Сейчас рвутся связи между людьми, рвутся связи между небом и землёй, раем и адом. Вряд ли кто-то может точно сказать – каков рай, каков ад. И думается, что ад – это кошмар нашей жизни, все ужасы мира, потаённые страхи души, всплывающие наружу; рай – блаженство души, искренние, чистые радости мира, добрые, ласковые, счастье...

Не рвись к смерти! Не беги за эфемерными идеалами. Наклейки отклеятся, ярлыки отлепятся, маски слетят, дым развеется. Террор не победит. Ибо мир иначе просто умрёт – ни нашим, ни вашим. Когда ты стряхнёшь лапшу с ушей, что вешают на всех углах, и будешь думать самостоятельно?

Многие хотят рай, но не сейчас. Пусть ещё немного побудет этот мир, предсказуемый, уже понятный и известный. Не хочется привыкать к новому, не хочется уходить в неизвестное. Пусть дни уходят друг за другом, и ты всегда знаешь, что за днём таким-то последует такой-то. Определённость в мире, хоть какое-то постоянство.

Аллеи темнеют. Слева – замшелый ручей, подёрнулась тиной и ряской вода. Справа – дряхлые кусты и уходящая вдаль тропинка. В какую тьму окунёшься ты?»

***

Я отложил листы и кашлянул.

- Вы хотите это включить в своё произведение?

- Почему бы и нет? – скрестив пальцы, Роман спокойно смотрел на меня. – Вам не понравилось?

- Очень образно, но всё это должно к чему-то вести…

- Я же за тем к вам и обратился. Я хочу из отрывков составить роман. Роман – автор романа. Здорово звучит? Пока я только Роман отрывков, точнее, это всё – отрывки Романа, продукты мысли меня самого… Я вам отдал этот набор мыслей, чтобы вы оценили мои способности. Это, кстати, я намеревался написать как стихи… Я вам покажу только то, чем я горжусь, что считаю наиболее удачным. Вы не беспокойтесь, я много времени у вас не отниму.

- А вы пытались уже написать роман, придумать концепцию?
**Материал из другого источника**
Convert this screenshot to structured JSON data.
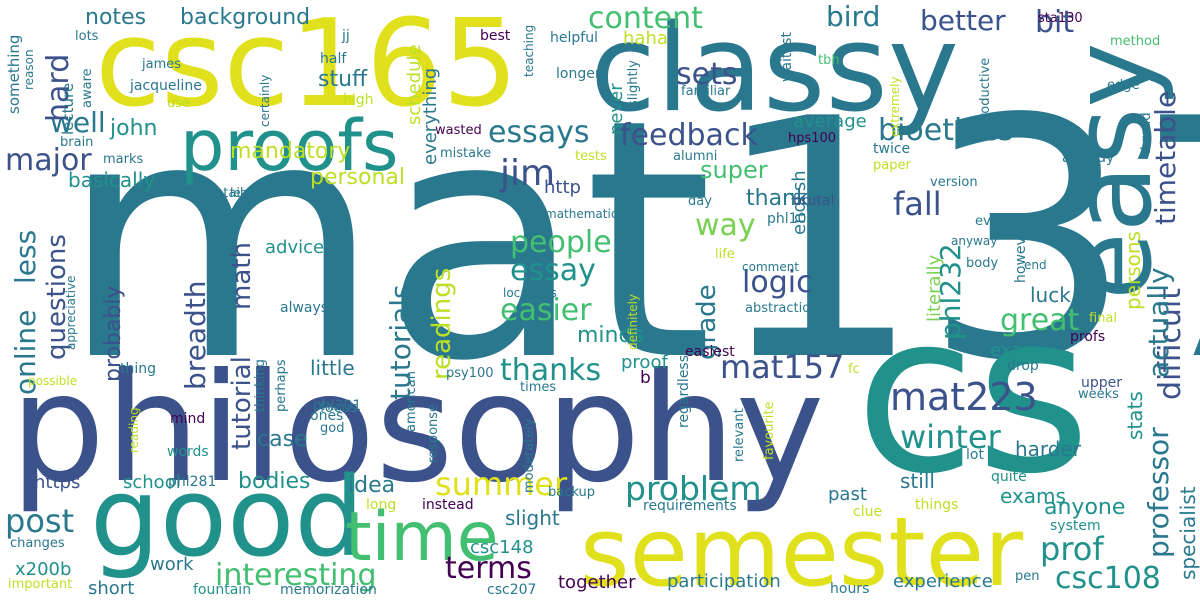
{
  "palette": {
    "dark_purple": "#440154",
    "indigo": "#3b528b",
    "slate": "#414487",
    "teal_blue": "#2a788e",
    "teal": "#21918c",
    "sea_green": "#22a884",
    "green": "#43bf71",
    "lime": "#7ad151",
    "yellow_green": "#bddf26",
    "yellow": "#e0e11c"
  },
  "words": [
    {
      "text": "mat137",
      "color": "teal_blue"
    },
    {
      "text": "cs",
      "color": "teal"
    },
    {
      "text": "philosophy",
      "color": "indigo"
    },
    {
      "text": "classy",
      "color": "teal_blue"
    },
    {
      "text": "csc165",
      "color": "yellow"
    },
    {
      "text": "easy",
      "color": "teal_blue"
    },
    {
      "text": "semester",
      "color": "yellow"
    },
    {
      "text": "good",
      "color": "teal"
    },
    {
      "text": "proofs",
      "color": "teal"
    },
    {
      "text": "time",
      "color": "green"
    },
    {
      "text": "mat223",
      "color": "indigo"
    },
    {
      "text": "interesting",
      "color": "green"
    },
    {
      "text": "problem",
      "color": "teal"
    },
    {
      "text": "winter",
      "color": "teal"
    },
    {
      "text": "summer",
      "color": "yellow"
    },
    {
      "text": "great",
      "color": "green"
    },
    {
      "text": "essay",
      "color": "teal"
    },
    {
      "text": "essays",
      "color": "teal_blue"
    },
    {
      "text": "prof",
      "color": "teal"
    },
    {
      "text": "terms",
      "color": "dark_purple"
    },
    {
      "text": "csc108",
      "color": "teal"
    },
    {
      "text": "post",
      "color": "teal_blue"
    },
    {
      "text": "feedback",
      "color": "indigo"
    },
    {
      "text": "bioethics",
      "color": "teal_blue"
    },
    {
      "text": "logic",
      "color": "indigo"
    },
    {
      "text": "thanks",
      "color": "teal"
    },
    {
      "text": "mat157",
      "color": "indigo"
    },
    {
      "text": "people",
      "color": "green"
    },
    {
      "text": "easier",
      "color": "green"
    },
    {
      "text": "jim",
      "color": "indigo"
    },
    {
      "text": "fall",
      "color": "indigo"
    },
    {
      "text": "way",
      "color": "lime"
    },
    {
      "text": "content",
      "color": "green"
    },
    {
      "text": "bird",
      "color": "teal_blue"
    },
    {
      "text": "sets",
      "color": "indigo"
    },
    {
      "text": "well",
      "color": "teal_blue"
    },
    {
      "text": "major",
      "color": "indigo"
    },
    {
      "text": "hard",
      "color": "indigo"
    },
    {
      "text": "better",
      "color": "indigo"
    },
    {
      "text": "bit",
      "color": "indigo"
    },
    {
      "text": "timetable",
      "color": "indigo"
    },
    {
      "text": "difficult",
      "color": "indigo"
    },
    {
      "text": "professor",
      "color": "teal_blue"
    },
    {
      "text": "actually",
      "color": "teal_blue"
    },
    {
      "text": "phl232",
      "color": "teal"
    },
    {
      "text": "breadth",
      "color": "indigo"
    },
    {
      "text": "tutorial",
      "color": "indigo"
    },
    {
      "text": "math",
      "color": "indigo"
    },
    {
      "text": "tutorials",
      "color": "teal_blue"
    },
    {
      "text": "readings",
      "color": "yellow_green"
    },
    {
      "text": "online",
      "color": "teal_blue"
    },
    {
      "text": "less",
      "color": "teal_blue"
    },
    {
      "text": "questions",
      "color": "indigo"
    },
    {
      "text": "grade",
      "color": "teal_blue"
    },
    {
      "text": "personal",
      "color": "yellow_green"
    },
    {
      "text": "mandatory",
      "color": "yellow_green"
    },
    {
      "text": "notes",
      "color": "teal_blue"
    },
    {
      "text": "background",
      "color": "teal_blue"
    },
    {
      "text": "stuff",
      "color": "teal_blue"
    },
    {
      "text": "john",
      "color": "teal"
    },
    {
      "text": "super",
      "color": "green"
    },
    {
      "text": "thank",
      "color": "teal_blue"
    },
    {
      "text": "minds",
      "color": "teal"
    },
    {
      "text": "anyone",
      "color": "teal"
    },
    {
      "text": "bodies",
      "color": "teal"
    },
    {
      "text": "idea",
      "color": "teal_blue"
    },
    {
      "text": "case",
      "color": "teal_blue"
    },
    {
      "text": "exams",
      "color": "teal"
    },
    {
      "text": "harder",
      "color": "teal_blue"
    },
    {
      "text": "luck",
      "color": "teal_blue"
    },
    {
      "text": "probably",
      "color": "indigo"
    },
    {
      "text": "little",
      "color": "teal_blue"
    },
    {
      "text": "basically",
      "color": "teal"
    },
    {
      "text": "persons",
      "color": "yellow_green"
    },
    {
      "text": "stats",
      "color": "teal"
    },
    {
      "text": "specialist",
      "color": "teal_blue"
    },
    {
      "text": "literally",
      "color": "lime"
    },
    {
      "text": "still",
      "color": "teal_blue"
    },
    {
      "text": "exam",
      "color": "teal"
    },
    {
      "text": "slight",
      "color": "teal_blue"
    },
    {
      "text": "work",
      "color": "teal_blue"
    },
    {
      "text": "csc148",
      "color": "teal"
    },
    {
      "text": "together",
      "color": "dark_purple"
    },
    {
      "text": "participation",
      "color": "teal_blue"
    },
    {
      "text": "experience",
      "color": "teal_blue"
    },
    {
      "text": "short",
      "color": "teal_blue"
    },
    {
      "text": "x200b",
      "color": "teal"
    },
    {
      "text": "https",
      "color": "indigo"
    },
    {
      "text": "school",
      "color": "teal"
    },
    {
      "text": "advice",
      "color": "teal"
    },
    {
      "text": "http",
      "color": "indigo"
    },
    {
      "text": "past",
      "color": "teal_blue"
    },
    {
      "text": "schedule",
      "color": "yellow_green"
    },
    {
      "text": "everything",
      "color": "teal_blue"
    },
    {
      "text": "average",
      "color": "teal"
    },
    {
      "text": "english",
      "color": "teal_blue"
    },
    {
      "text": "haha",
      "color": "yellow_green"
    },
    {
      "text": "never",
      "color": "teal"
    },
    {
      "text": "proof",
      "color": "teal"
    },
    {
      "text": "easiest",
      "color": "dark_purple"
    },
    {
      "text": "phl100",
      "color": "teal_blue"
    },
    {
      "text": "brutal",
      "color": "indigo"
    },
    {
      "text": "day",
      "color": "teal_blue"
    },
    {
      "text": "phl201",
      "color": "teal_blue"
    },
    {
      "text": "phl281",
      "color": "teal_blue"
    },
    {
      "text": "psy100",
      "color": "teal_blue"
    },
    {
      "text": "focus",
      "color": "teal_blue"
    },
    {
      "text": "ones",
      "color": "teal_blue"
    },
    {
      "text": "god",
      "color": "teal_blue"
    },
    {
      "text": "mind",
      "color": "dark_purple"
    },
    {
      "text": "thing",
      "color": "teal_blue"
    },
    {
      "text": "words",
      "color": "teal"
    },
    {
      "text": "instead",
      "color": "dark_purple"
    },
    {
      "text": "long",
      "color": "yellow_green"
    },
    {
      "text": "requirements",
      "color": "teal_blue"
    },
    {
      "text": "backup",
      "color": "teal_blue"
    },
    {
      "text": "things",
      "color": "yellow_green"
    },
    {
      "text": "clue",
      "color": "yellow_green"
    },
    {
      "text": "system",
      "color": "teal"
    },
    {
      "text": "hours",
      "color": "teal_blue"
    },
    {
      "text": "pen",
      "color": "teal_blue"
    },
    {
      "text": "quite",
      "color": "teal"
    },
    {
      "text": "lot",
      "color": "teal_blue"
    },
    {
      "text": "weeks",
      "color": "teal_blue"
    },
    {
      "text": "upper",
      "color": "indigo"
    },
    {
      "text": "week",
      "color": "teal_blue"
    },
    {
      "text": "profs",
      "color": "dark_purple"
    },
    {
      "text": "drop",
      "color": "teal_blue"
    },
    {
      "text": "end",
      "color": "teal_blue"
    },
    {
      "text": "body",
      "color": "teal_blue"
    },
    {
      "text": "anyway",
      "color": "teal_blue"
    },
    {
      "text": "ever",
      "color": "teal_blue"
    },
    {
      "text": "version",
      "color": "teal_blue"
    },
    {
      "text": "final",
      "color": "yellow_green"
    },
    {
      "text": "however",
      "color": "teal_blue"
    },
    {
      "text": "already",
      "color": "teal_blue"
    },
    {
      "text": "twice",
      "color": "teal_blue"
    },
    {
      "text": "paper",
      "color": "yellow_green"
    },
    {
      "text": "thread",
      "color": "teal_blue"
    },
    {
      "text": "edge",
      "color": "teal_blue"
    },
    {
      "text": "method",
      "color": "green"
    },
    {
      "text": "sta130",
      "color": "dark_purple"
    },
    {
      "text": "waitlist",
      "color": "teal_blue"
    },
    {
      "text": "tbh",
      "color": "green"
    },
    {
      "text": "productive",
      "color": "teal_blue"
    },
    {
      "text": "extremely",
      "color": "yellow_green"
    },
    {
      "text": "hps100",
      "color": "dark_purple"
    },
    {
      "text": "alumni",
      "color": "teal_blue"
    },
    {
      "text": "familiar",
      "color": "teal_blue"
    },
    {
      "text": "longer",
      "color": "teal_blue"
    },
    {
      "text": "best",
      "color": "dark_purple"
    },
    {
      "text": "helpful",
      "color": "teal_blue"
    },
    {
      "text": "teaching",
      "color": "teal_blue"
    },
    {
      "text": "slightly",
      "color": "teal_blue"
    },
    {
      "text": "tests",
      "color": "yellow_green"
    },
    {
      "text": "mistake",
      "color": "teal_blue"
    },
    {
      "text": "wasted",
      "color": "dark_purple"
    },
    {
      "text": "high",
      "color": "yellow_green"
    },
    {
      "text": "half",
      "color": "teal_blue"
    },
    {
      "text": "jj",
      "color": "teal_blue"
    },
    {
      "text": "lots",
      "color": "teal_blue"
    },
    {
      "text": "certainly",
      "color": "teal_blue"
    },
    {
      "text": "james",
      "color": "teal_blue"
    },
    {
      "text": "jacqueline",
      "color": "teal_blue"
    },
    {
      "text": "use",
      "color": "yellow_green"
    },
    {
      "text": "lecture",
      "color": "teal_blue"
    },
    {
      "text": "aware",
      "color": "teal_blue"
    },
    {
      "text": "something",
      "color": "teal_blue"
    },
    {
      "text": "reason",
      "color": "teal_blue"
    },
    {
      "text": "brain",
      "color": "teal_blue"
    },
    {
      "text": "marks",
      "color": "teal_blue"
    },
    {
      "text": "detailshi",
      "color": "teal_blue"
    },
    {
      "text": "least",
      "color": "teal_blue"
    },
    {
      "text": "mathematics",
      "color": "teal_blue"
    },
    {
      "text": "slides",
      "color": "teal_blue"
    },
    {
      "text": "life",
      "color": "yellow_green"
    },
    {
      "text": "comment",
      "color": "teal_blue"
    },
    {
      "text": "locations",
      "color": "teal_blue"
    },
    {
      "text": "abstraction",
      "color": "teal_blue"
    },
    {
      "text": "definitely",
      "color": "yellow_green"
    },
    {
      "text": "always",
      "color": "teal_blue"
    },
    {
      "text": "appreciative",
      "color": "teal_blue"
    },
    {
      "text": "possible",
      "color": "yellow_green"
    },
    {
      "text": "thinking",
      "color": "teal_blue"
    },
    {
      "text": "perhaps",
      "color": "teal_blue"
    },
    {
      "text": "reading",
      "color": "yellow_green"
    },
    {
      "text": "b",
      "color": "dark_purple"
    },
    {
      "text": "regardless",
      "color": "teal_blue"
    },
    {
      "text": "times",
      "color": "teal_blue"
    },
    {
      "text": "american",
      "color": "teal_blue"
    },
    {
      "text": "response",
      "color": "teal_blue"
    },
    {
      "text": "moderately",
      "color": "teal_blue"
    },
    {
      "text": "relevant",
      "color": "teal_blue"
    },
    {
      "text": "favourite",
      "color": "yellow_green"
    },
    {
      "text": "fc",
      "color": "yellow_green"
    },
    {
      "text": "changes",
      "color": "teal_blue"
    },
    {
      "text": "important",
      "color": "yellow_green"
    },
    {
      "text": "fountain",
      "color": "teal"
    },
    {
      "text": "memorization",
      "color": "teal_blue"
    },
    {
      "text": "csc207",
      "color": "teal_blue"
    }
  ]
}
- Пытался, – он уже пододвигал ко мне другое произведение. – Всё выливается в куски, эпизоды, которые не удаётся слепить в нечто целое. Вот, например, у меня есть настоящий рассказ, «целиковый». Хотите прочесть? Он не так велик для чтения, как кажется… Я тоже хочу его включить в роман.

Взяв в руки очередные листы, я начал понимать, что так просто от него не отделаться. Назвался груздем – полезай в кузов. Не сумел отказать сразу, читай, братец, читай…

***

«Меня нет. Меня не было, нет и не будет. Кто я есть сегодня, кажущийся самим собой? Некое тело в пространстве, оформленное и будто законченное. Мысль, рождающаяся и угасающая. Деятельность организма – биение сердца, движение крови, переваривание пищи, искры в мозге.
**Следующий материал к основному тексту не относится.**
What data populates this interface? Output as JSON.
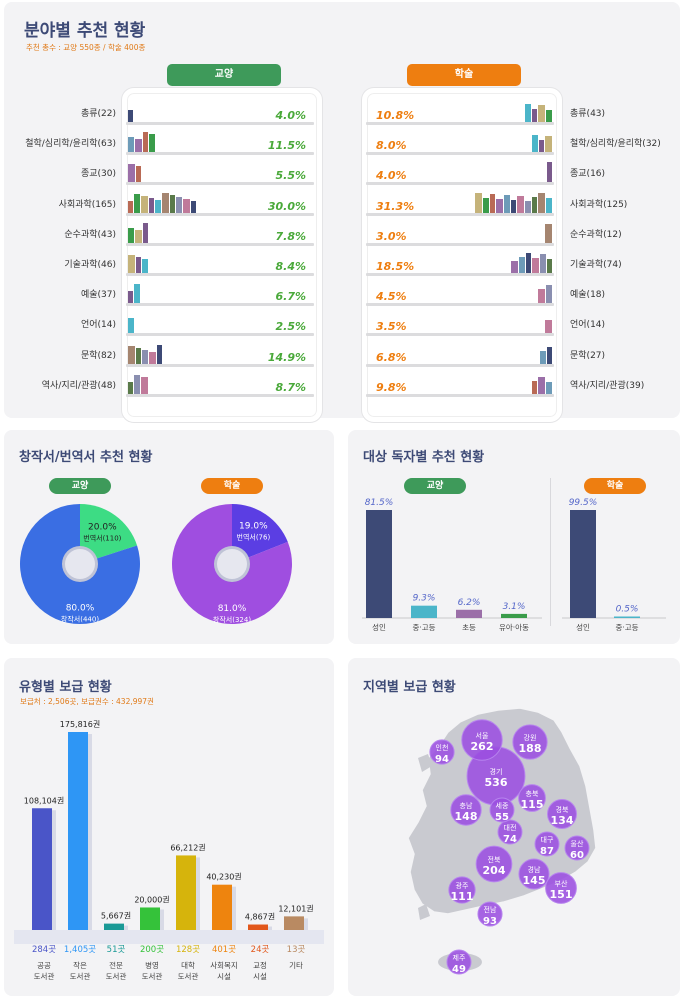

Когда-то я считал, что я – это сознание, что я – это осознающая себя личность. Потом мне открыли, что внутри меня живёт ещё супер-Я, у которого я нахожусь в подчинении, которого я слушаюсь, хотя зачастую и не понимаю этого. Нет, сознание – это иллюзия, как и всё вокруг. Иллюзия – я, мир; даже моя уверенность в иллюзорности всего – иллюзия.

Кто есть человек? Совокупность атомов. Что есть атом? Запущенные частицы. Что есть частица? Какова самая маленькая, но конечная частица? И выходит, что тело – это пустота. Частицы вращаются в пустоте, соединяются в пустоте и приходят к некоей форме. Где? В Пустоте.
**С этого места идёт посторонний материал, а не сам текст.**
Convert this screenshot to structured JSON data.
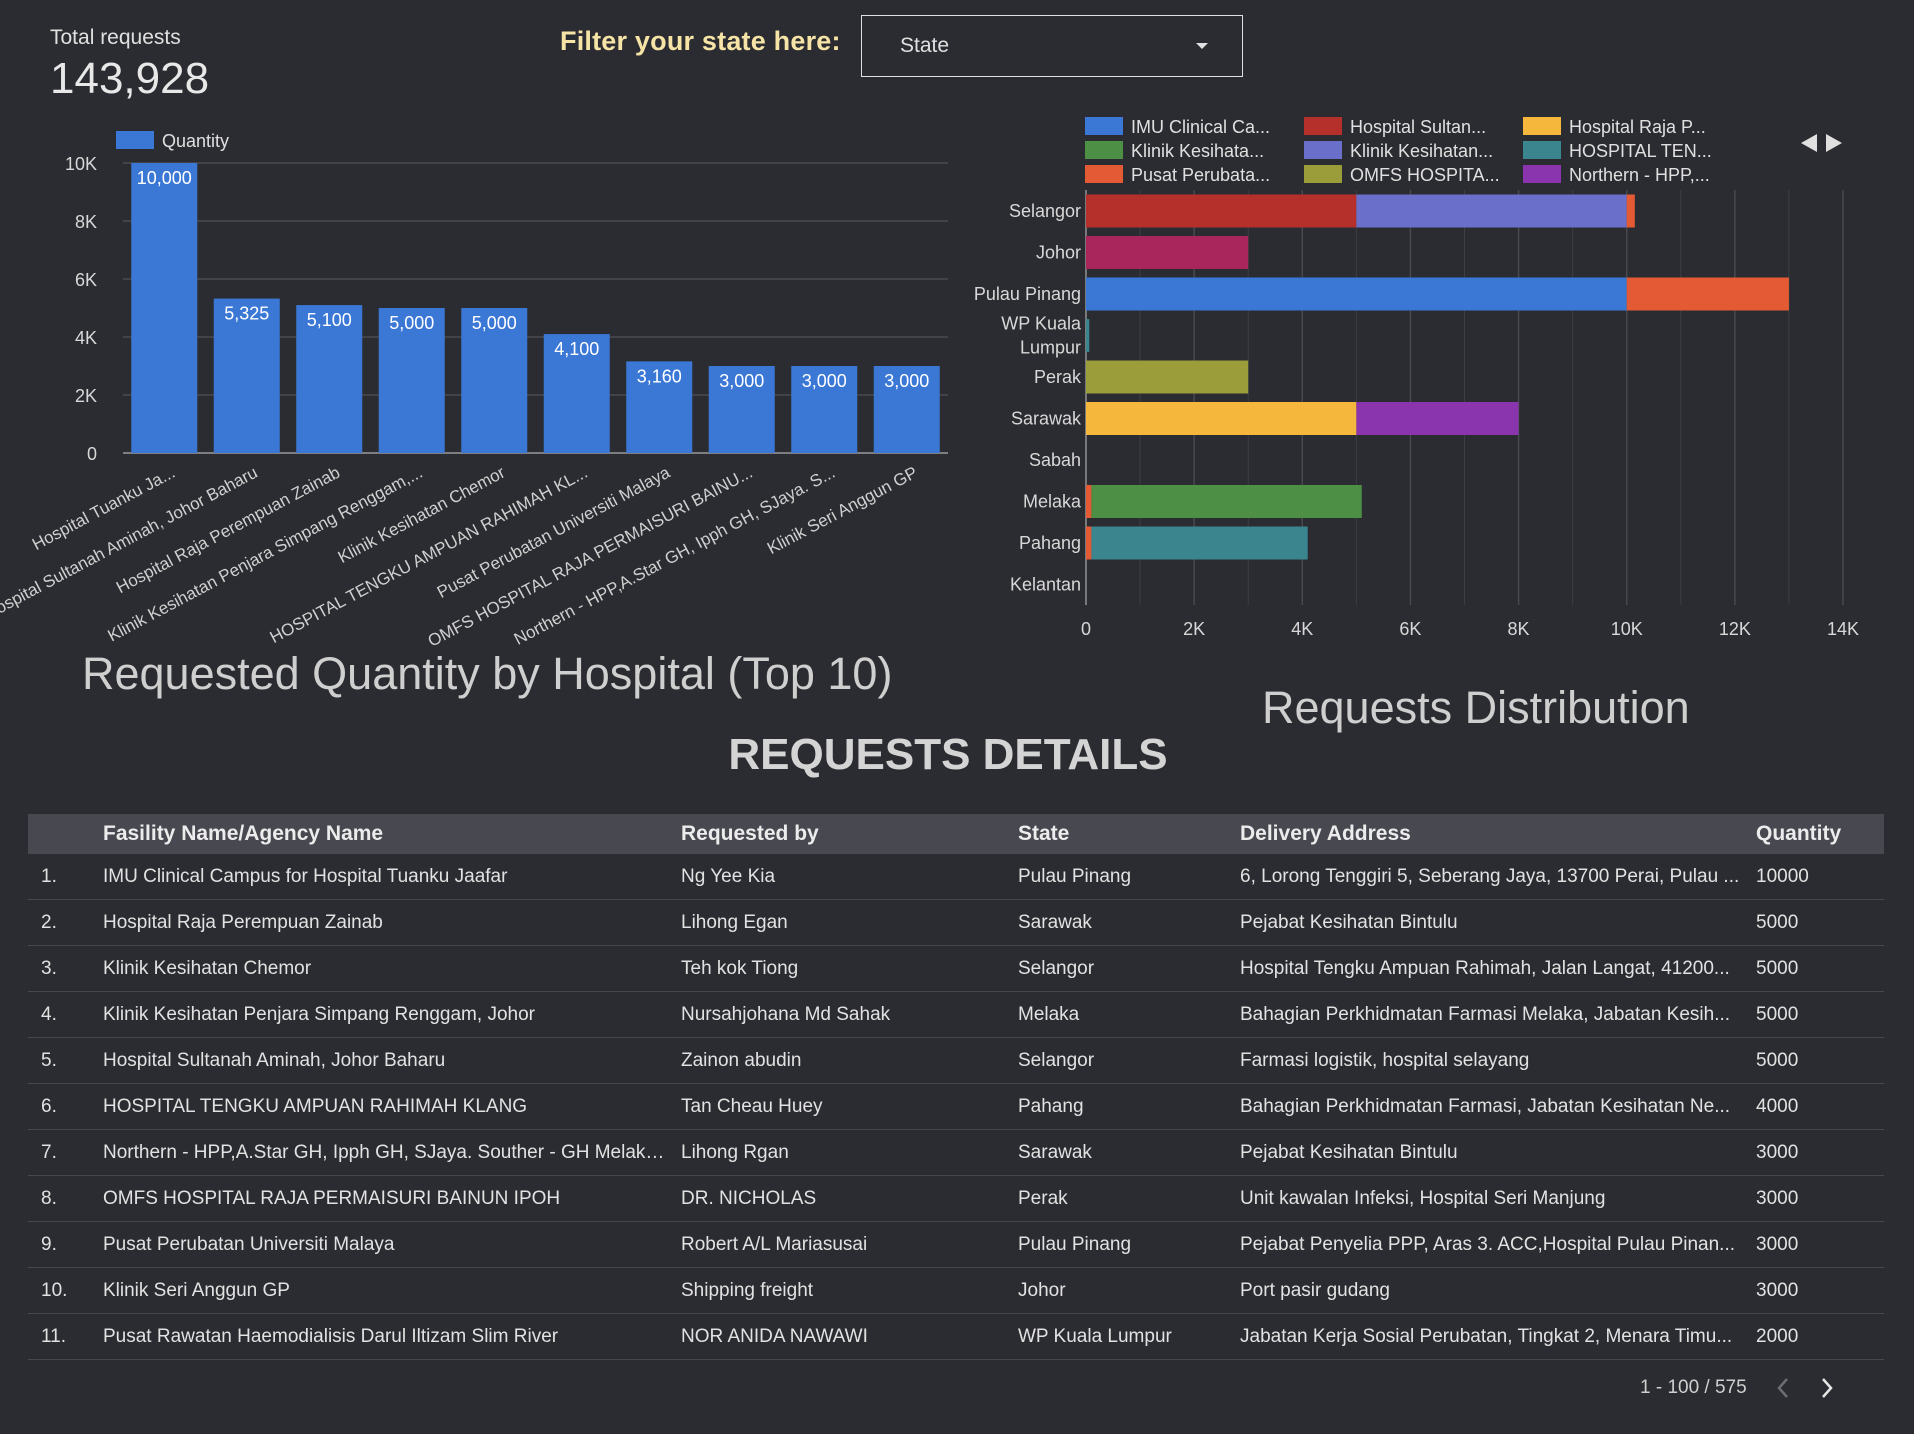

Сознание не может охватить величину Вселенной. Есть ли она? Как измерить? Определи её, запредель, установи пределы. По сравнению с Землёй я – камешек, по сравнению с Солнечной системой (ах, система только в голове, но не в космосе!) я – песчинка, по сравнению со всей Вселенной – меня нет.

Я – ничтожная величина, которой можно пренебречь. В холоде космоса я – кусочек теплоты с пульсирующим сердцем. Ошибка природы скорее, а не её совершенство. Разум оперирует иллюзиями, потому что сам иллюзорен и не хочет смириться с этим. Так просто понять: ты ничто, был никем и ни во что превратишься. А что за промежуток времени между этими «ничто»? Ничтожен по сравнению с миллиардами лет существования мира. Тело – ничто, жизнь – ничто.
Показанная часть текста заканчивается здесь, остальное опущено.